大阪城が出来る80年前、本願寺の上人(僧侶ではなく上人)が自分の隠居場所を探していた。
蓮如(れんにょ)上人。
年はこの時代にしては珍しく、なんと80歳を越えていた。
石山本願寺といえば大きな城砦を持った寺院だと思っている人が多いだろう。
最初に立てられた石山本願寺というのは、とても小さな「寺」ではなく「庵」だった。
蓮如上人といえば、「仏の前では皆平等」「南無阿弥陀仏」を諸国の農民に説いて周り、「講(こう)」という集まりを作って人々に説法して行き、本願寺の門徒(一向宗ともいう)と寺院を飛躍的に大きくした人物だ。
当時は、本願寺の本山は京都の山科(やましな)にあって、教祖親鸞の像も山科に奉られていた。
蓮如上人は高齢なので隠居をしようと考えていた。
堺の商人万代屋(もずや)の松田五郎兵衛という人の助けで、大坂(当時は大阪ではない)・・・当時は生玉の庄(いくたまのしょう)と呼ばれていた所を買い取ってもらい、そこに庵を建てた。

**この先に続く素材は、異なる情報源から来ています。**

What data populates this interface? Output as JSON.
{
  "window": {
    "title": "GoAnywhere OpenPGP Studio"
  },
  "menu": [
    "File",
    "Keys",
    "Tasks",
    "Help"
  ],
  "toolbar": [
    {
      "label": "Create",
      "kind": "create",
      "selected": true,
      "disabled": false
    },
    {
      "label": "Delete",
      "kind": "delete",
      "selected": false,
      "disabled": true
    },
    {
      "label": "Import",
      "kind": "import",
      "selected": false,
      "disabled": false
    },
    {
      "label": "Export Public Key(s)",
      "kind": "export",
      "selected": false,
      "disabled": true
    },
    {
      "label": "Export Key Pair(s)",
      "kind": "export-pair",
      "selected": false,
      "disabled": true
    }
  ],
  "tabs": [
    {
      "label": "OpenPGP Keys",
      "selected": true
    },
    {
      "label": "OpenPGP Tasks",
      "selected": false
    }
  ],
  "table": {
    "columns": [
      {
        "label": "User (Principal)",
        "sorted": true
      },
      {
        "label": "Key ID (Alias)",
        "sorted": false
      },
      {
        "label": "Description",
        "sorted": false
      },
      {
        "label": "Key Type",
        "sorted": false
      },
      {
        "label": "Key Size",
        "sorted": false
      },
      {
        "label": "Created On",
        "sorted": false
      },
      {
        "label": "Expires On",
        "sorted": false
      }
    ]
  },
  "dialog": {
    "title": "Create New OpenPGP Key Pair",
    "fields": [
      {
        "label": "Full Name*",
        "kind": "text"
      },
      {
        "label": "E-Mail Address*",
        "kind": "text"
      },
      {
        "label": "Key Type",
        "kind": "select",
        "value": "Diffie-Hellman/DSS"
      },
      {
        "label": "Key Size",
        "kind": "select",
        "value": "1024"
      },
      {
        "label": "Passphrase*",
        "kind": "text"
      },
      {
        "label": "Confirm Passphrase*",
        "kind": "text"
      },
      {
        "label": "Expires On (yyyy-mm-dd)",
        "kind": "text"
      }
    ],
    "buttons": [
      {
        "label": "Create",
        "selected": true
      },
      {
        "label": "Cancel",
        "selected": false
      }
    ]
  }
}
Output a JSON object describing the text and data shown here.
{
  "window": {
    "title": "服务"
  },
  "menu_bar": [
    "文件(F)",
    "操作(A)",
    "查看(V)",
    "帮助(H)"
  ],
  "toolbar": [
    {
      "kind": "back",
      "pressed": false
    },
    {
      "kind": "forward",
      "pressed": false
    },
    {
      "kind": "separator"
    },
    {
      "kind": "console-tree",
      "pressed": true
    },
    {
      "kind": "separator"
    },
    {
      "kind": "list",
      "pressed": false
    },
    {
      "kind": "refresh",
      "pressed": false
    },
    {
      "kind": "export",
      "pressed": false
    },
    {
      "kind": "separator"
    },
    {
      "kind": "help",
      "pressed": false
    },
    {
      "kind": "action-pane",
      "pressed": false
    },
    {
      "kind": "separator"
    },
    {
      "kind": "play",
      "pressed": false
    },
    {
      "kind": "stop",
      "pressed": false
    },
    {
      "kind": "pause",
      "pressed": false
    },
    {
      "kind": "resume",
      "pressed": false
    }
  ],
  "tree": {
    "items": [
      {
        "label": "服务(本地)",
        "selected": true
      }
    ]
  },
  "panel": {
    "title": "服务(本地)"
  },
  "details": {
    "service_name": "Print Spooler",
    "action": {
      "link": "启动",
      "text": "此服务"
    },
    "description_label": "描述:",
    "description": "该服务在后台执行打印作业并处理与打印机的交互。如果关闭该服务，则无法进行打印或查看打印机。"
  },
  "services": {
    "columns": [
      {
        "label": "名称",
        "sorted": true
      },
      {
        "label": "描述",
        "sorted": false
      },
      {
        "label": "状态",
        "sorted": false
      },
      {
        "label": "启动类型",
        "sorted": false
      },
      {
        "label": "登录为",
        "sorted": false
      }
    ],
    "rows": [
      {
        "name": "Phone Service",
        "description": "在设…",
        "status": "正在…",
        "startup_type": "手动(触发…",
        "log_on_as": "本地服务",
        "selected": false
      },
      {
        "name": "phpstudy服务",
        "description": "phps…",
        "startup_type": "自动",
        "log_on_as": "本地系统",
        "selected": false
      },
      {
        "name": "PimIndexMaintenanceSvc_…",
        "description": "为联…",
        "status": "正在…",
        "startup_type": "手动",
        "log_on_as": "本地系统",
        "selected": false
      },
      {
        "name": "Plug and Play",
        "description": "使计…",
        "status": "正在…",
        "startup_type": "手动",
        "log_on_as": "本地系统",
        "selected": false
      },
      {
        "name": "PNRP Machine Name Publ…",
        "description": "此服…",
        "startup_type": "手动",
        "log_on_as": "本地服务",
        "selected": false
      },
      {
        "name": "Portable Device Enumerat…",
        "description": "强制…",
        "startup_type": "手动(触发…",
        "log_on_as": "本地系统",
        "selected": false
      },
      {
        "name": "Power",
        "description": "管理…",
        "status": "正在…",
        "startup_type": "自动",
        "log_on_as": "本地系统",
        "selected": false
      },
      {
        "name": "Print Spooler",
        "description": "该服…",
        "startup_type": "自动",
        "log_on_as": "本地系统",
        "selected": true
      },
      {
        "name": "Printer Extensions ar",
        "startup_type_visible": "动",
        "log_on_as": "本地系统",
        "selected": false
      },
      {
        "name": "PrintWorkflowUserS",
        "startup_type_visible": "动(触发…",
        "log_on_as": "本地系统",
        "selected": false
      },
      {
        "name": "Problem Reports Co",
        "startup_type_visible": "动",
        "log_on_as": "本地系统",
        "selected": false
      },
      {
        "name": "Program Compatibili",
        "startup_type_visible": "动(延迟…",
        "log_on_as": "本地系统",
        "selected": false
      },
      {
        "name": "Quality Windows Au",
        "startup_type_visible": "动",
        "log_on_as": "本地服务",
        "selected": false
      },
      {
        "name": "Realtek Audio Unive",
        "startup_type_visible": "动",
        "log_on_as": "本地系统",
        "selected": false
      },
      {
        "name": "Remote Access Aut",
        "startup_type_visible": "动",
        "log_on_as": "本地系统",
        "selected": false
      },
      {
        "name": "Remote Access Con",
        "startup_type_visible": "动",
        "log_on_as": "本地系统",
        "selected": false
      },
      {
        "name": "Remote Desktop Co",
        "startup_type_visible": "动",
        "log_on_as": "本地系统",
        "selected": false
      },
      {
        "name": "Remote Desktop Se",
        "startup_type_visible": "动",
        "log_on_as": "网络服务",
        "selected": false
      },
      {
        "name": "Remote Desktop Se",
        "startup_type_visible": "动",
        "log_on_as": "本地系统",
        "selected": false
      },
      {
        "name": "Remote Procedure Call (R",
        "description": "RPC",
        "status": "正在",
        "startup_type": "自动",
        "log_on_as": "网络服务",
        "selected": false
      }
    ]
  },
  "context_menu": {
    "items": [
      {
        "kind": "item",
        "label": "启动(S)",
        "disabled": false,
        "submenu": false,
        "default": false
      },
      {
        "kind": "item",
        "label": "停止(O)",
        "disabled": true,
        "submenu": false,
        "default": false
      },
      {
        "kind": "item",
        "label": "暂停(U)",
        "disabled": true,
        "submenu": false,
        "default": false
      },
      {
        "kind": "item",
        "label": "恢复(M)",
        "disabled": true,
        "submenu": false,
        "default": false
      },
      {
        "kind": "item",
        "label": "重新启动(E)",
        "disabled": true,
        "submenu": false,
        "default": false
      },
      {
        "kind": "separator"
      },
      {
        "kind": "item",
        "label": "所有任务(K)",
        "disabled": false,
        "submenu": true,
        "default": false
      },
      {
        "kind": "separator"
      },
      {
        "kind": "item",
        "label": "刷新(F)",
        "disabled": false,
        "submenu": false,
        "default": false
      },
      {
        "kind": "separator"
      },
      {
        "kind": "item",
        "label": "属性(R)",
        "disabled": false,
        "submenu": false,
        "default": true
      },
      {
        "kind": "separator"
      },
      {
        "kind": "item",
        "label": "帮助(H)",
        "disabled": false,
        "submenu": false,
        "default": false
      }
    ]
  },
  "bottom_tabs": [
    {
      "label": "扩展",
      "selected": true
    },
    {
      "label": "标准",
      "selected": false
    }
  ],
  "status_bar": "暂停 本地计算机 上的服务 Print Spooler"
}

「そもそも当国 摂州(せっしゅう) 東成郡(ひがしなりのこおり) 生玉の庄(いくたまのしょう)内 大坂という在所は 往古よりいかなる約束のありなるにや さんぬる 明慶・・
これは蓮如上人が書いた日記。
蓮如上人自身は自ら信仰する宗教に真面目に取り組み布教に努めた人だった。
しかし、応仁の乱後も勢力を持っていた細川氏が山科の本願寺の本山を焼きうちにしてから、本願寺の運命は変わってしまった。
本願寺は新たな本山を蓮如上人がいた大阪に決めた。
全国から寄付を集めて大きな堀を掘った。
組あげる石は、なぜか沢山転がっていた。
当時の人々のほとんどは知らなかったと思う。
そこに難波宮があったとは・。
堀の大きさは今の大阪城の敷地とほぼ同じ位置、同じ広さだったと言われている。
そしてここに、戦国上人、顕如(上人または門跡)が現れた。